The letter-boxes at the end of the lane are typical of NZ's home-made attitudes.


The name's Bond .....


























Awaiting results of last night's breathalyser test!





















Giant, thousand-year-old Kauri trees saved from extinction by 1940s conservationists after most had been exterminated. These are 9m circumference: they can reach 4,000 years of age.





























The pillage goes on .....













but only pines these days thank goodness
















A picnic spot with ensuite shower ...















Some of the insect life defies description ...















One mad Kiwi's folly - aged, asexual potty potter Barry Brickell, (he's the Cliff Richard of the peninsular) and took 32 years to hand-build the 2.6km of tortuous narrow-gauge railway track, to ferry his clay back and forth to his workshop. He's now turned it into a tourist scenic railway and using the proceeds to reforest his 60 acre hillside with native New Zealand trees. Luckily, he don't sing in public, even when it rains.















The little train climbs about 350 metres by a cunning system of loops and switchbacks, a precarious trip to the summit and his folly, the Eyefull Tower, also built by his own hand.





























He also recycled thousands of bottles to form retaining walls.

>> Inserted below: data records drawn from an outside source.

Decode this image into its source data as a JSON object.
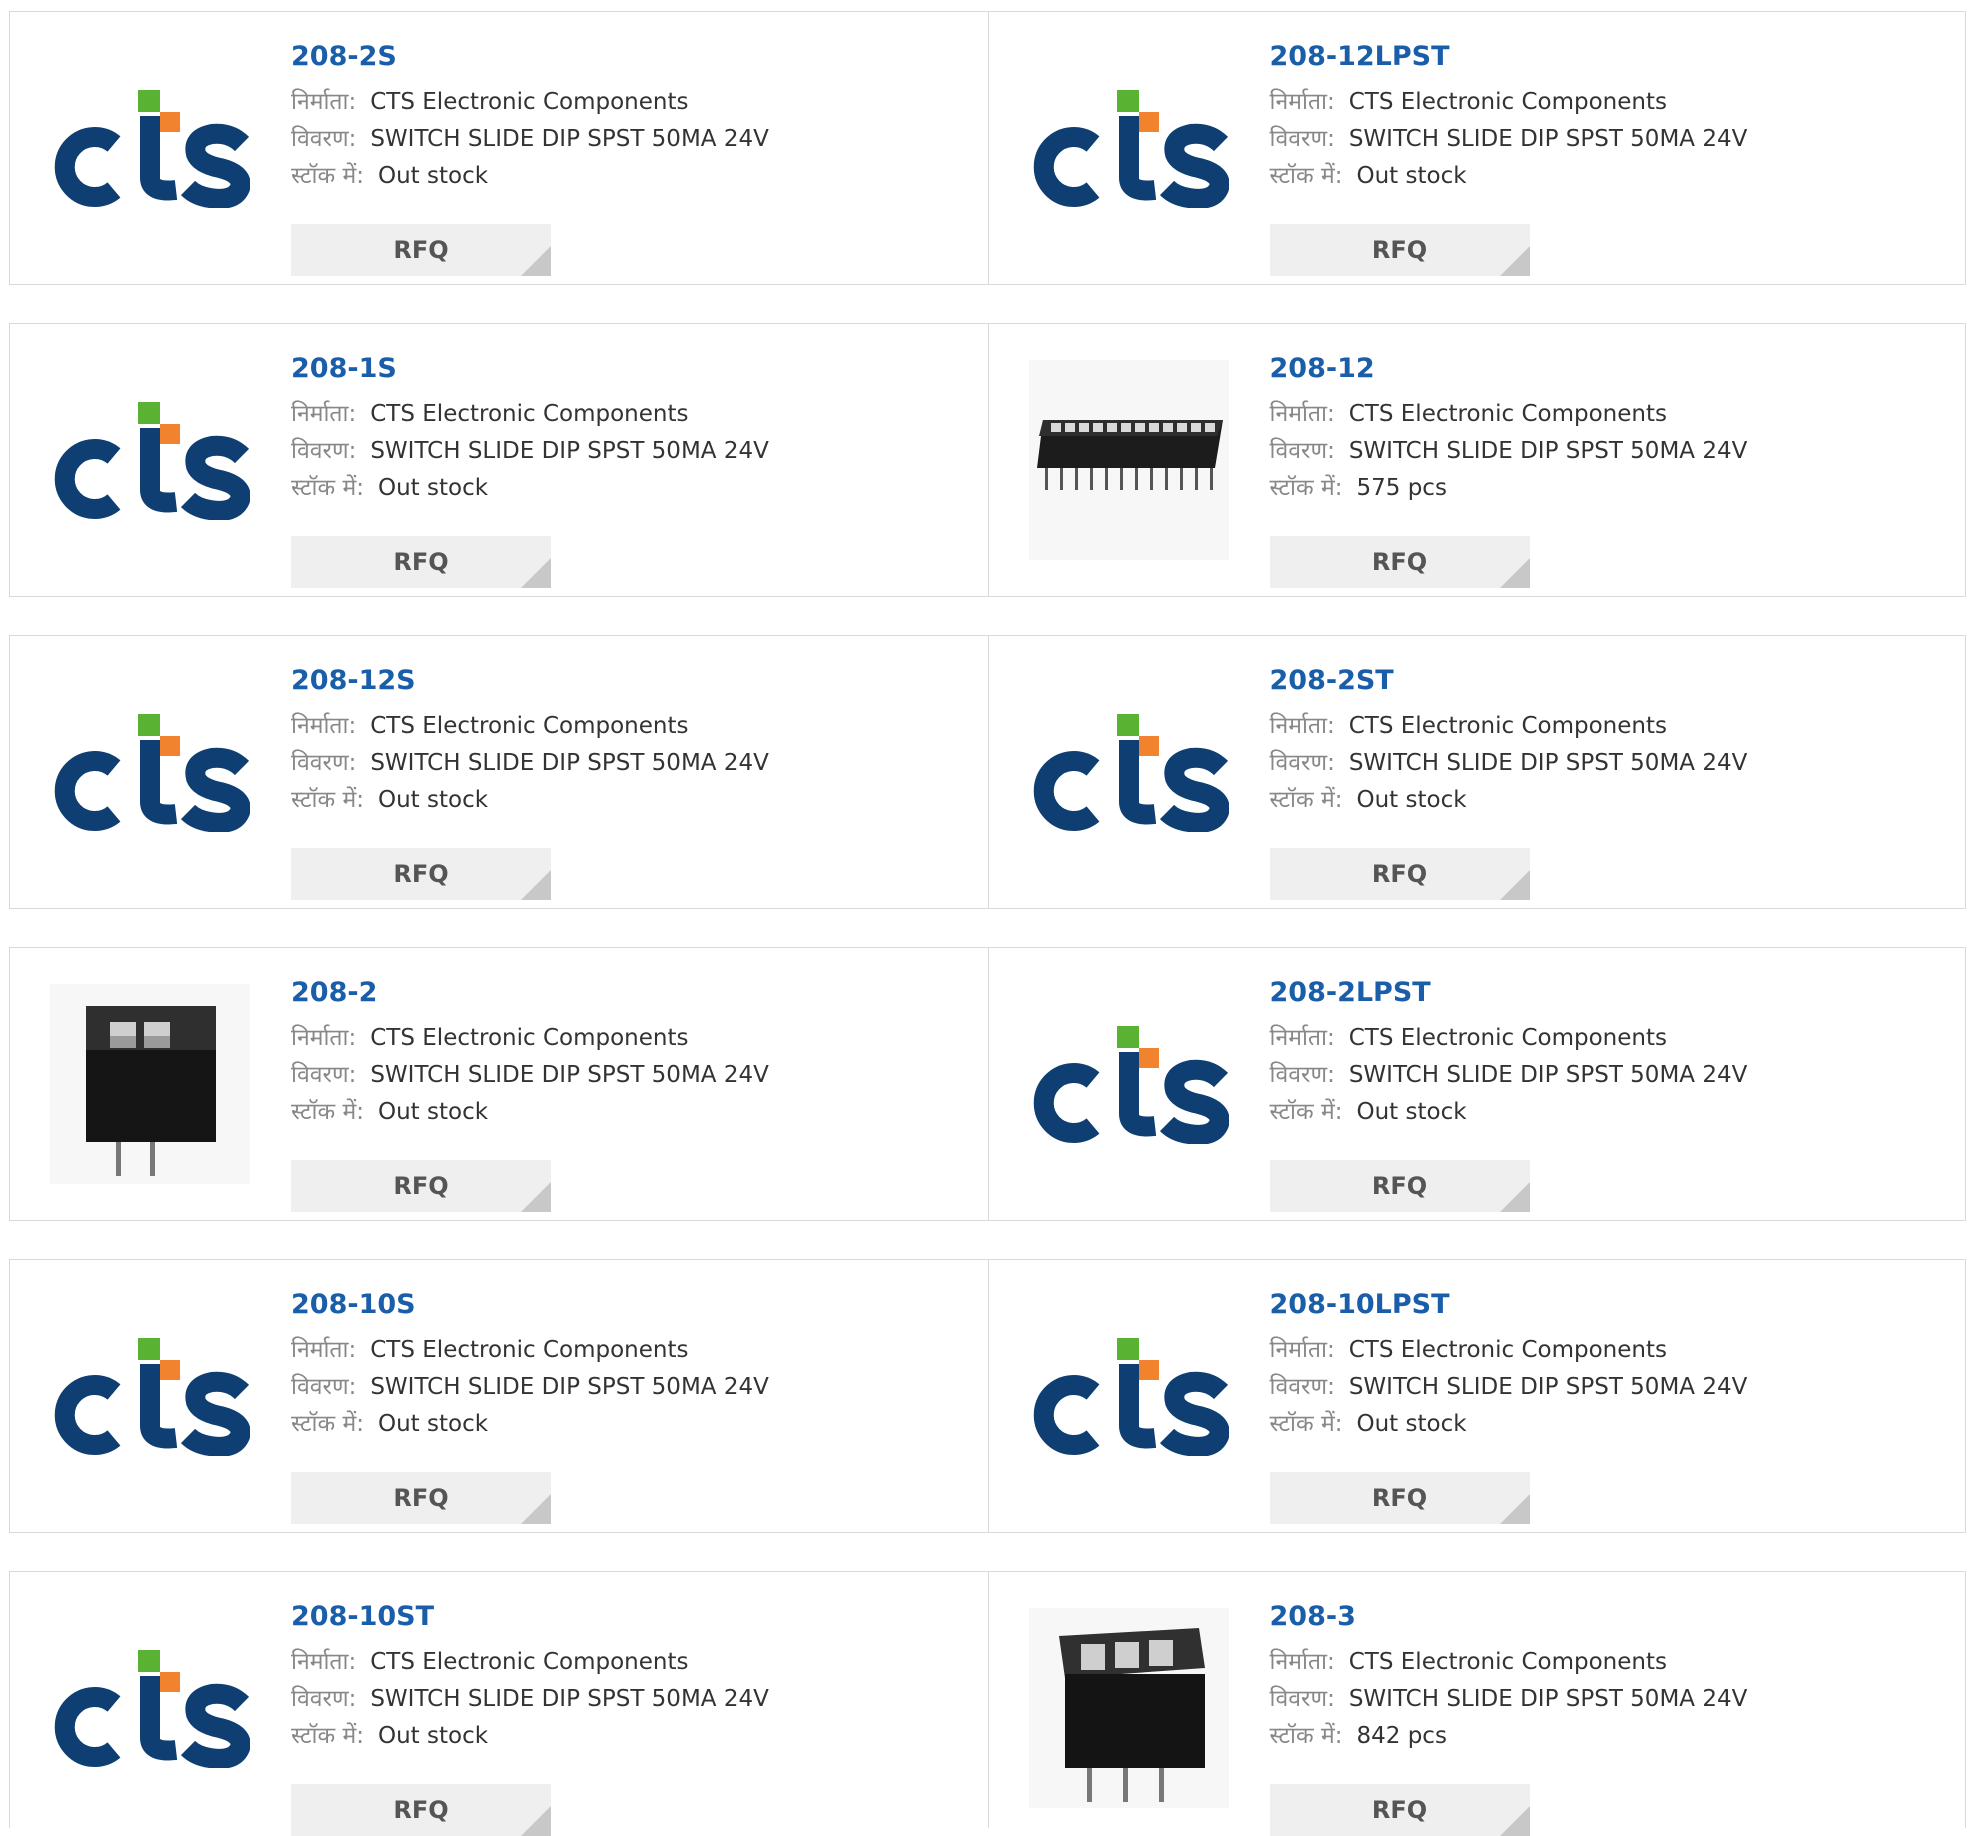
{
  "labels": {
    "manufacturer": "निर्माता:",
    "description": "विवरण:",
    "stock": "स्टॉक में:",
    "rfq": "RFQ"
  },
  "colors": {
    "cts_blue": "#0f3f72",
    "cts_green": "#5ab233",
    "cts_orange": "#f1832f",
    "link_blue": "#1a5eaa",
    "rfq_bg": "#efefef"
  },
  "rows": [
    [
      {
        "part": "208-2S",
        "image": "cts-logo",
        "manufacturer": "CTS Electronic Components",
        "description": "SWITCH SLIDE DIP SPST 50MA 24V",
        "stock": "Out stock"
      },
      {
        "part": "208-12LPST",
        "image": "cts-logo",
        "manufacturer": "CTS Electronic Components",
        "description": "SWITCH SLIDE DIP SPST 50MA 24V",
        "stock": "Out stock"
      }
    ],
    [
      {
        "part": "208-1S",
        "image": "cts-logo",
        "manufacturer": "CTS Electronic Components",
        "description": "SWITCH SLIDE DIP SPST 50MA 24V",
        "stock": "Out stock"
      },
      {
        "part": "208-12",
        "image": "dip-12-photo",
        "manufacturer": "CTS Electronic Components",
        "description": "SWITCH SLIDE DIP SPST 50MA 24V",
        "stock": "575 pcs"
      }
    ],
    [
      {
        "part": "208-12S",
        "image": "cts-logo",
        "manufacturer": "CTS Electronic Components",
        "description": "SWITCH SLIDE DIP SPST 50MA 24V",
        "stock": "Out stock"
      },
      {
        "part": "208-2ST",
        "image": "cts-logo",
        "manufacturer": "CTS Electronic Components",
        "description": "SWITCH SLIDE DIP SPST 50MA 24V",
        "stock": "Out stock"
      }
    ],
    [
      {
        "part": "208-2",
        "image": "dip-2-photo",
        "manufacturer": "CTS Electronic Components",
        "description": "SWITCH SLIDE DIP SPST 50MA 24V",
        "stock": "Out stock"
      },
      {
        "part": "208-2LPST",
        "image": "cts-logo",
        "manufacturer": "CTS Electronic Components",
        "description": "SWITCH SLIDE DIP SPST 50MA 24V",
        "stock": "Out stock"
      }
    ],
    [
      {
        "part": "208-10S",
        "image": "cts-logo",
        "manufacturer": "CTS Electronic Components",
        "description": "SWITCH SLIDE DIP SPST 50MA 24V",
        "stock": "Out stock"
      },
      {
        "part": "208-10LPST",
        "image": "cts-logo",
        "manufacturer": "CTS Electronic Components",
        "description": "SWITCH SLIDE DIP SPST 50MA 24V",
        "stock": "Out stock"
      }
    ],
    [
      {
        "part": "208-10ST",
        "image": "cts-logo",
        "manufacturer": "CTS Electronic Components",
        "description": "SWITCH SLIDE DIP SPST 50MA 24V",
        "stock": "Out stock"
      },
      {
        "part": "208-3",
        "image": "dip-3-photo",
        "manufacturer": "CTS Electronic Components",
        "description": "SWITCH SLIDE DIP SPST 50MA 24V",
        "stock": "842 pcs"
      }
    ]
  ]
}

Saturday, February 6, 2010

Hawkes Bay and beyond

Hawkes Bay sculptors create memorials from tree trunks.





















Hippy surfers' motorhome to add to our Pontius collection














3 days' golf at the local Napier Golf Club, picking bogeys out of nowhere.

















We also got dragged into playing golf croquet with 120 other crumblies! It's very different to association croquet and a more complex game than we had thought; much more enjoyable, in our opinion, as it allows everyone to play all the time, rather than waiting ages for your partner or opponent to demolish your turn - R&R watch out!

Hamilton
After Breckenridge Lodge, we started to make our way further north to the Coromandel Peninsular. Although some rainy days ahead, we managed to look at these lovely Italianate Gardens in Hamilton.






Thursday, February 4, 2010

Breckenridge Lodge & Napier


















Overlooking the vineyards, Breckenridge Lodge (above) is our luxury sojourn for the next fortnight, complete with host chef, Malcolm Redmond. We were treated to gourmet dinners in the company of other guests from all over the world.






















We visited wineries, mostly by bicycle, including Mission Estate (top) the oldest vineyard in New Zealand, transplanted from the original old church, now a local restaurant (above).
The Irish monks started off by just making sacremental wine but soon found a mass market for their product.


NEIGHBOURING NAPIER
Art Deco Capital of the world, rebuilt in 1933 after the disastrous earthquake and fire razed the original city to the ground in 1930. All the buildings are in this surreal 30s style - awe inspiring.




















Some examples of the architecture, cars and designs of the period.
Apologies for the badly dressed models!